Shechtman pleaded no contest to possession of the shotgun and syringes, and was sentenced to five years of probation.

It appears that the possession of fireworks charges were expunged last May.

CHESTER ALLEN has lived on Kate Downing Road in Plainfield for 25 years and knows just about everyone on the country lane, where new homes are springing up in the oaks and old farm fields.

Allen said Shectman moved there about two years ago and seemed friendly enough, always waving when they passed each other on the road.

"Last weekend it looked like they were having a yard sale down there," he said yesterday as he walked his dog. "This is just unbelievable."

Across the street, Melissa A. Hall, 33, of 73 Kate Downing Rd., said she had sold Shechtman the two-story home in August 2002 and that the alleged victim had been a new face in the neighborhood.

"They weren't together too long, maybe only a couple of weeks," Hall said from the front entrance of her home.

Another woman had lived with Shechtman before, but had moved out, she said.

"He bought the house with another girl," Hall said.

She said there weren't any signs of trouble.

"We drove by there last night on the way from my sister's house and we didn't see anything fishy."

She said Shechtman would wave to her on the street.
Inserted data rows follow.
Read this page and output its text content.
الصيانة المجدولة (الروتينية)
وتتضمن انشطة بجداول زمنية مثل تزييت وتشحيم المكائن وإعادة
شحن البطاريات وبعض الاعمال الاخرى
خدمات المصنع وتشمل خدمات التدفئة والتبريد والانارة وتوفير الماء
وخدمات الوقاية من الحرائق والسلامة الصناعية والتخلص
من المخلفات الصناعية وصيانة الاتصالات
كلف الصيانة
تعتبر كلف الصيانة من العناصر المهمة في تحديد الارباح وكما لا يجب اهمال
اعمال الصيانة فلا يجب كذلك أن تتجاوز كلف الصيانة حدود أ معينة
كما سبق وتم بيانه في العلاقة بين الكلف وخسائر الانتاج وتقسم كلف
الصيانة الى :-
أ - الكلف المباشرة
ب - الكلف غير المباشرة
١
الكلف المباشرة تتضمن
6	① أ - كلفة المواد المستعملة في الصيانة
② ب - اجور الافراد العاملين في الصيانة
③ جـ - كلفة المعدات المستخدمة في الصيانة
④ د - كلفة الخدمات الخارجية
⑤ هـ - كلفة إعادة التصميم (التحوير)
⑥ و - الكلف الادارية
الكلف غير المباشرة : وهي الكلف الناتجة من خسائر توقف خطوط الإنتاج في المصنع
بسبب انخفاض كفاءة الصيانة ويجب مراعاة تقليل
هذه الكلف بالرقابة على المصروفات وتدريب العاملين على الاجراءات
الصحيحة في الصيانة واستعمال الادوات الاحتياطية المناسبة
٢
She was shocked by the news.

"For an area like this, it is a big deal," she said.

Yesterday afternoon, yellow police tape circled Shechtman's property as state police crime scene detectives, wearing white shirts and blue plastic gloves, searched the piles of trash left at the end of the driveway and the cluttered two-car garage.

"It's a difficult scene for all the investigators," said Vance, the Connecticut State Police spokesman.

Vance said he didn't know where on the second floor the woman's headless body was found.

No suicide note was found in the house.

Vance said Shechtman and the murdered woman were known to the local police department. The police had "provided some guidance into concerns that they had."

But Vance said the police interaction wasn't related to domestic violence; there were no 911 calls ever made from the house.

Vance wouldn't elaborate.

Shechtman's house sits on a large wooded lot, with a wooden shed that backs up to a stone wall, separating his property from a neighbor who runs a dog-grooming business.

Kathy, who wouldn't give her last name, said she often saw Shechtman and a young woman outside working in the yard. They would wave to her from the other side of the stone wall.

"He would ride a tractor and she would be in the back [of the tractor]. They seemed happy. In fact, I would joke with my husband and say, why don't you give me a tractor ride."

She shook her head: "This is creepy."